Some merchant banking activity involves buying debt, either from other banks or businesses. A bank that engages in merchant banking purchases debt securities, which represent outstanding debts to consumers such as home buyers, car buyers and small businesses. Merchant banking allows one institution to purchase the debt from the bank that issued the loan, allowing that bank to make new loans and letting the purchasing institution profit from the interest that the borrowers pay, or suffer losses if borrowers default.

Making Loans

Merchant banks also make loans directly to businesses and wealthy individuals. These are usually large, long-term loans that would be unavailable elsewhere.
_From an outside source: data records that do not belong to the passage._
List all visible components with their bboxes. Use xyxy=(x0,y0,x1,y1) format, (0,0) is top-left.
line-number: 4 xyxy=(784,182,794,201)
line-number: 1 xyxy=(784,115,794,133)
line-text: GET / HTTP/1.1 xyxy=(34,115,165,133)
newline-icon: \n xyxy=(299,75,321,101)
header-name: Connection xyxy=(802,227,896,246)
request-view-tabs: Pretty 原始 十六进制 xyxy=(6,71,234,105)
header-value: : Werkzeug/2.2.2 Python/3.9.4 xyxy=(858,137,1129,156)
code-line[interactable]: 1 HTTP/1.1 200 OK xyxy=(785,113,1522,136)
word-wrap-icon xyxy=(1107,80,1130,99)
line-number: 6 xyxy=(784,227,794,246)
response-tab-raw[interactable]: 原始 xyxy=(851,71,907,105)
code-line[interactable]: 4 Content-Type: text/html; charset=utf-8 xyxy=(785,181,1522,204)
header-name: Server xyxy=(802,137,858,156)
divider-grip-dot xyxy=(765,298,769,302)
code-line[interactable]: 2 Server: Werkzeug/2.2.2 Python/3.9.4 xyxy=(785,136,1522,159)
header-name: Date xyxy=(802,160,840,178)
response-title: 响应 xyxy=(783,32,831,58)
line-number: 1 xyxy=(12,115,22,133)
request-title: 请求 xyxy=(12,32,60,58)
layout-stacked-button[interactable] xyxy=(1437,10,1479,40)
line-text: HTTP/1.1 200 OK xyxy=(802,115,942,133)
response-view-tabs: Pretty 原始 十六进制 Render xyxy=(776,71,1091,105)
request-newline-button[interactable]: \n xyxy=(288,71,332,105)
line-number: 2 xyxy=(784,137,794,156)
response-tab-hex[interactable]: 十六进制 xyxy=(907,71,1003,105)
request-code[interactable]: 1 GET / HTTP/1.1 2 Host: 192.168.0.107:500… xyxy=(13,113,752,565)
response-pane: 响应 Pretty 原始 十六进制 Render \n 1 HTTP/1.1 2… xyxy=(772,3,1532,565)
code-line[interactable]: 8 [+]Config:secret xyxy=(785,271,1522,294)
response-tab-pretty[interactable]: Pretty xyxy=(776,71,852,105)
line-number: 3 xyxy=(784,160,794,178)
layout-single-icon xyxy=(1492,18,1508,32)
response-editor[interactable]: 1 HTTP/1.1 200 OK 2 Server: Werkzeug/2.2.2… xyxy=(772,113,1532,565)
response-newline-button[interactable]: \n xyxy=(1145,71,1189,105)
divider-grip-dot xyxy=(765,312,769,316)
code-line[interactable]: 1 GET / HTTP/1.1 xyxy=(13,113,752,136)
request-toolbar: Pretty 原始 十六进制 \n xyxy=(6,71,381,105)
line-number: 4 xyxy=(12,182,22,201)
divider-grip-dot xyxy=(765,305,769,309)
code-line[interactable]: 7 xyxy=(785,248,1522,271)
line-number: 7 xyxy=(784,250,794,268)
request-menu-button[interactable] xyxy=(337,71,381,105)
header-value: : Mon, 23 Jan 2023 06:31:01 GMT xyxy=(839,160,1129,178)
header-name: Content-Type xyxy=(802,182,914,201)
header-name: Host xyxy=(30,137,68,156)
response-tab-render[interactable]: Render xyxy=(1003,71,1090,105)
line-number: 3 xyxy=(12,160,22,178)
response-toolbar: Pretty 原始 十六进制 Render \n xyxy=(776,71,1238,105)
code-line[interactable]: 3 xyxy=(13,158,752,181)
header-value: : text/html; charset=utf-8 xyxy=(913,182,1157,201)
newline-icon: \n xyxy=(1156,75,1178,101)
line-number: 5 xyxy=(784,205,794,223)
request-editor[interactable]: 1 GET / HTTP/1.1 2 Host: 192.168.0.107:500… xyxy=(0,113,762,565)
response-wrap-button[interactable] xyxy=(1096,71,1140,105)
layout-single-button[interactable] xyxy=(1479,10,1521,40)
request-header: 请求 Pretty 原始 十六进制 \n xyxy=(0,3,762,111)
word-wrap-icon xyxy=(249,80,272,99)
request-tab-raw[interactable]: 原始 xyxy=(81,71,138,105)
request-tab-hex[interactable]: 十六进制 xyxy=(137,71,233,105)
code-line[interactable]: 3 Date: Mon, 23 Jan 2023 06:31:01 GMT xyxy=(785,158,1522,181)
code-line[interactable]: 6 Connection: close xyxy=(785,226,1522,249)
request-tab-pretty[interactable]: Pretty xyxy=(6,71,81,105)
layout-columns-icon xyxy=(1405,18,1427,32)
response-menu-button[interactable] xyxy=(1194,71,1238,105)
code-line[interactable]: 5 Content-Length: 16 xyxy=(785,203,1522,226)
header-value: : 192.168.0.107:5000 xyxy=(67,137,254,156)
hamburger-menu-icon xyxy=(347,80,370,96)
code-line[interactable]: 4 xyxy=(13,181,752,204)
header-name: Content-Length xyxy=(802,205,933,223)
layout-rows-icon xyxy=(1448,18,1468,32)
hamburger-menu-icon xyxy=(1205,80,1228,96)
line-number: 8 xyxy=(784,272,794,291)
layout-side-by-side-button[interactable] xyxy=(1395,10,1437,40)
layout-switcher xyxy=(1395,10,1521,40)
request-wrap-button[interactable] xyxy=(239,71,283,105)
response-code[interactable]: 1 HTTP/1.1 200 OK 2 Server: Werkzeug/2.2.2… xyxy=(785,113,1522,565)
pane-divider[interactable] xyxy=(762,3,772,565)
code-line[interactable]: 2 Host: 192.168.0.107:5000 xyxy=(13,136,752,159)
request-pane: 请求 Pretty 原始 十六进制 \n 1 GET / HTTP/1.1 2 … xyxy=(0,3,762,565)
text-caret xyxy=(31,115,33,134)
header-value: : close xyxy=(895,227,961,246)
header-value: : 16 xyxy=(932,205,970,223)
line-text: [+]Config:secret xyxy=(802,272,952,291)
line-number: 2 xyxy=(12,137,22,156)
They feature complex terms and allow borrowers to fund major investments or expansion projects. For example, if a large business wishes to expand overseas, it may work with a merchant bank to fund the endeavour, paying back the money it borrows over a number of decades with new international revenue. Because of the risk involved in merchant bank loans, banks become heavily involved in the process.

Managing Risk

Another major role of merchant banks is managing risk for customers. Merchant banks have access to many different markets, including securities markets and brokers that individuals and businesses would not otherwise have access to. The scale of their investment power allows merchant banks to distribute their investments widely, reducing the amount of risk that the investors they represent need to take on.

Driving Markets

As a direct result of their investing to manage risk and create wealth for their customers, merchant banks drive markets. The money they invest in private equity securities, stocks and bonds alters the prices of these financial instruments and affects what other investors must pay for them. Likewise, when merchant banks experience crisis, as during the 2008-2009 recession, the falling value of their securities causes markets to fall.